The company was hospitably entertained by M and Mrs Cargill.
New threshing mill – Demonstration at Tipperty, Alvah (Aberdeen press and journal, 24 November 1922)
A large company of neighbours and friends assembled at Tipperty, Alvah, on Wednesday, on the invitation of Mr Duff, farmer, to witness the inauguration of a new and improved threshing mill. The mill is fitted with a 3ft 6in high-speed drum. A Fordson tractor supplies the motive power. The straw, as it leaves the mill, is carried by a mechanical “forker” to a shed some distance away.
Mr Duff, who specialises in black oats, finds it difficult at times to execute his orders. He has, therefore, had his mill set on wheels, so that it can be run out to the cornyard and the grain put through it direct from the stack, thereby saving time and labour.
At the trial on Wednesday the mill was severely tested, but it came through the ordeal well, putting through 10 quarters per hour easily.
Another labour saving device was witnessed at work in an adjoining shed, this being a turnip-cutter driven by a 2 ¼ horse-power oil engine. Its usefulness was favourably commented upon. Mr Duff was amongst the first of the farmers of the district to have his dwelling-house and steading lit with electric light.
After the demonstration the company were hospitably entertained by Mr and Mrs Duff, and a happy evening was spent.
Auchterless threshing plant (Aberdeen press and journal, 20 December 1922)
Mr Wilson, Midtown, Pitglassie, Auchterless, has had installed a new threshing mill, 33 inches wide, with high-speed frum, barley awner, two fans, screen, and chaff blast.

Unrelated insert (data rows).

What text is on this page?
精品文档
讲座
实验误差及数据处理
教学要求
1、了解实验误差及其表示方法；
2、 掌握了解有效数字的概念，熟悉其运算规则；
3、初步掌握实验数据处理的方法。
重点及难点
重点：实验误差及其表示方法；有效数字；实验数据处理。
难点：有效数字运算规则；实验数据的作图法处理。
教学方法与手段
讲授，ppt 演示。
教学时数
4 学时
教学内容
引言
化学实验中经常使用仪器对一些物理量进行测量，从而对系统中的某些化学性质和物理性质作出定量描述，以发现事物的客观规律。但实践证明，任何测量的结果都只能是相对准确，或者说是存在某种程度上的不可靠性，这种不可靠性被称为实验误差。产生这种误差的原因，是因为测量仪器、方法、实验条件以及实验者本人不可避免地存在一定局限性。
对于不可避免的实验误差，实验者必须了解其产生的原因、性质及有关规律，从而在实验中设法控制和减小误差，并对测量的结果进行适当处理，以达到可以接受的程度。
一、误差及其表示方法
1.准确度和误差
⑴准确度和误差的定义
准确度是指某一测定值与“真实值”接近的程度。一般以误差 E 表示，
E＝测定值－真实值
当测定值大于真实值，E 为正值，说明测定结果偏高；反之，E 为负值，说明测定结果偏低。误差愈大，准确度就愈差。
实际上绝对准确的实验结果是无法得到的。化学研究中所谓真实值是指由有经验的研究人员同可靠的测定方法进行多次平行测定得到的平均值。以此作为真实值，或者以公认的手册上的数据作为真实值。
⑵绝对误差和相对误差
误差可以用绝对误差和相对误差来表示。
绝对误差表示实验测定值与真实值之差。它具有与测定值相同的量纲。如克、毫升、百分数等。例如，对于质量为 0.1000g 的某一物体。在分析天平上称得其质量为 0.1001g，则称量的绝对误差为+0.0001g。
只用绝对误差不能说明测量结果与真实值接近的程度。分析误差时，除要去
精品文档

Power is supplied by water by a bucket wheel, with overhead feed, but an extended shaft will allow of a tractor taking the place of the water when scarce.
At the onset on Monday a company of friends and neighbours was present, and expressed satisfaction with the plant and the work done, from ten to twelve quarters of dressed corn being delivered in an hour.
Mr and Mrs Wilson hospitably entertained the company, and with a pleasant social evening was spent.
Insch threshing plant (Aberdeen press and journal, 26 December 1922)
Messrs Duthie and Reid, Aulton, Insch, on Saturday had installed a new threshing mill, 30 inches, with high-speed gear, and fitted with “hummler” and dressing fan, sizer, and straw-fork. It is driven by an 11 hp Shanks engine, and has a threshing capacity of eight quarters per hour. The onset took place in presence of a large gathering of neighbours and other frienmnds, when splendid work was done.
The party were hospitably entertained by Mrs Duthie, and, under the presidency of Mr J. A. Cooper, of Dunnydeer, a pleasant evening was spent.